Acabar com o clichê de que os povos mais primitivos viviam em estado de inocência, rusticidade e certa ignorância até o surgimento da agricultura, que teria revolucionado e trazido sofisticação para os modos de vida, foi o principal objetivo da fala do antropólogo e arqueólogo britânico David Wengrow na noite desta quarta-feira (4), no Teatro Unisinos, em Porto Alegre, na última conferência deste ano do Fronteiras do Pensamentos.
Coautor do livro O Despertar de Tudo: Uma Nova História da Humanidade, em parceria com o já falecido antropólogo americano David Graeber, Wengrow citou civilizações antigas que construíram cidades ricas mesmo antes do que se chama de revolução agrícola, assim como agrupamentos que tinham complexas estruturas de organização para variar entre períodos com liderança e períodos de completa igualdade entre seus participantes.
— Em cidades antigas como Moenjodaro e Harapa (atual Paquistão) não há evidência de rainhas ou reis, mas está claro que suas populações viveram em residências de excelente qualidade, inclusive com saneamento. A Amazônia é um caso incrível. Sabemos que, no início da Era Cristã, toda a região da grande Amazônia já estava coberta com vias de transporte, áreas de agricultura e monumentos.
Segundo Wengrow, existe uma ideia consolidada de que habitantes de civilizações muito antigas eram simples coletores-caçadores, mas evidências conhecidas nos estudos de antropologia e arqueologia mostram que eram indivíduos que conseguiam projetar formas de vida bastante avançadas.
— Temos evidências de um mundo muito anterior à agricultura que não era um mundo de nomadismo, de caçadores, mas um mundo de vilas, de santuários monumentais e grandes riquezas.
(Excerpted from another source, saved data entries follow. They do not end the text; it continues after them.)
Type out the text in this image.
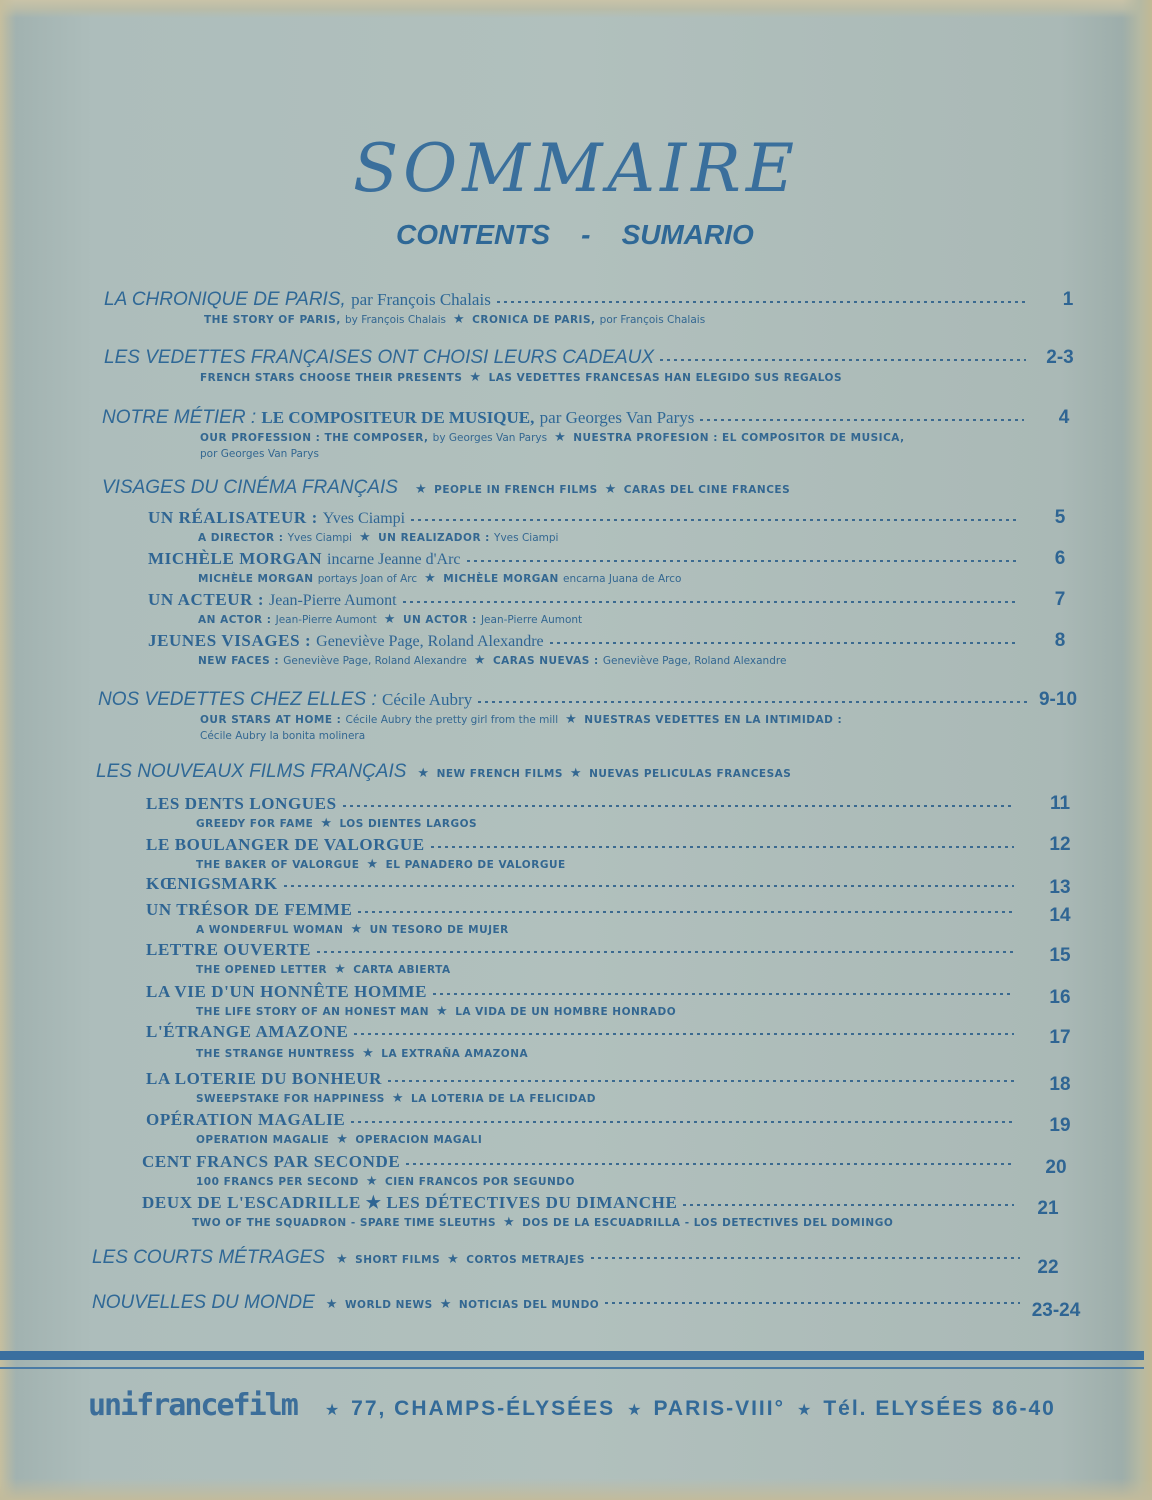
SOMMAIRE
CONTENTS - SUMARIO
LA CHRONIQUE DE PARIS, par François Chalais	1
THE STORY OF PARIS, by François Chalais ★ CRONICA DE PARIS, por François Chalais
LES VEDETTES FRANÇAISES ONT CHOISI LEURS CADEAUX	2-3
FRENCH STARS CHOOSE THEIR PRESENTS ★ LAS VEDETTES FRANCESAS HAN ELEGIDO SUS REGALOS
NOTRE MÉTIER : LE COMPOSITEUR DE MUSIQUE, par Georges Van Parys	4
OUR PROFESSION : THE COMPOSER, by Georges Van Parys ★ NUESTRA PROFESION : EL COMPOSITOR DE MUSICA,
por Georges Van Parys
VISAGES DU CINÉMA FRANÇAIS	★ PEOPLE IN FRENCH FILMS ★ CARAS DEL CINE FRANCES
UN RÉALISATEUR : Yves Ciampi	5
A DIRECTOR : Yves Ciampi ★ UN REALIZADOR : Yves Ciampi
MICHÈLE MORGAN incarne Jeanne d'Arc	6
MICHÈLE MORGAN portays Joan of Arc ★ MICHÈLE MORGAN encarna Juana de Arco
UN ACTEUR : Jean-Pierre Aumont	7
AN ACTOR : Jean-Pierre Aumont ★ UN ACTOR : Jean-Pierre Aumont
JEUNES VISAGES : Geneviève Page, Roland Alexandre	8
NEW FACES : Geneviève Page, Roland Alexandre ★ CARAS NUEVAS : Geneviève Page, Roland Alexandre
NOS VEDETTES CHEZ ELLES : Cécile Aubry	9-10
OUR STARS AT HOME : Cécile Aubry the pretty girl from the mill ★ NUESTRAS VEDETTES EN LA INTIMIDAD :
Cécile Aubry la bonita molinera
LES NOUVEAUX FILMS FRANÇAIS ★ NEW FRENCH FILMS ★ NUEVAS PELICULAS FRANCESAS
LES DENTS LONGUES	11
GREEDY FOR FAME ★ LOS DIENTES LARGOS
LE BOULANGER DE VALORGUE	12
THE BAKER OF VALORGUE ★ EL PANADERO DE VALORGUE
KŒNIGSMARK	13
UN TRÉSOR DE FEMME	14
A WONDERFUL WOMAN ★ UN TESORO DE MUJER
LETTRE OUVERTE	15
THE OPENED LETTER ★ CARTA ABIERTA
LA VIE D'UN HONNÊTE HOMME	16
THE LIFE STORY OF AN HONEST MAN ★ LA VIDA DE UN HOMBRE HONRADO
L'ÉTRANGE AMAZONE	17
THE STRANGE HUNTRESS ★ LA EXTRAÑA AMAZONA
LA LOTERIE DU BONHEUR	18
SWEEPSTAKE FOR HAPPINESS ★ LA LOTERIA DE LA FELICIDAD
OPÉRATION MAGALIE	19
OPERATION MAGALIE ★ OPERACION MAGALI
CENT FRANCS PAR SECONDE	20
100 FRANCS PER SECOND ★ CIEN FRANCOS POR SEGUNDO
DEUX DE L'ESCADRILLE ★ LES DÉTECTIVES DU DIMANCHE	21
TWO OF THE SQUADRON - SPARE TIME SLEUTHS ★ DOS DE LA ESCUADRILLA - LOS DETECTIVES DEL DOMINGO
LES COURTS MÉTRAGES ★ SHORT FILMS ★ CORTOS METRAJES	22
NOUVELLES DU MONDE ★ WORLD NEWS ★ NOTICIAS DEL MUNDO	23-24
unifrancefilm ★ 77, CHAMPS-ÉLYSÉES ★ PARIS-VIII° ★ Tél. ELYSÉES 86-40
Parece que essas sociedades se alternavam entre arranjos mais e menos igualitários, intercalando temporadas de abundância e escassez.
Sobre as formas como essas civilizações se organizavam social e politicamente, Wengrow disse que seus habitantes tinham flexibilidade para variar entre diferente formatos, em conformidade com as estações do ano e do que necessitavam para subsistir.
— Os antigos inuit tinham formas de sociedades durante o verão e durante o inverno. No verão, se dividiam em bandos patriarcais e iam buscar peixes. Durante o longo inverno, a estrutura social já era totalmente diferente. Havia altruísmo e a vida coletiva prevalecia. A comida era compartilhada, até os parceiros sexuais eram compartilhados. No Brasil, os nhambiquaras (indígenas) tinham líderes durante a temporada mais seca, que davam ordens e comportavam-se de forma autoritária. Já na temporada úmida, atraíam as pessoas para construírem jardins, cuidavam uns dos outros, sem imposição. O antropólogo Claude Levi-Strauss observou que essas formas de vida dos nhambiquara é uma alternância sofisticada de realidade sociais bastante diferentes.
Finalizou sua palestra com um questionamento instigante:
— Talvez a pergunta não seja como voltar para um estado original de igualdade, mas nós, homo sapiens, esquecemos como mudar as regras do jogo?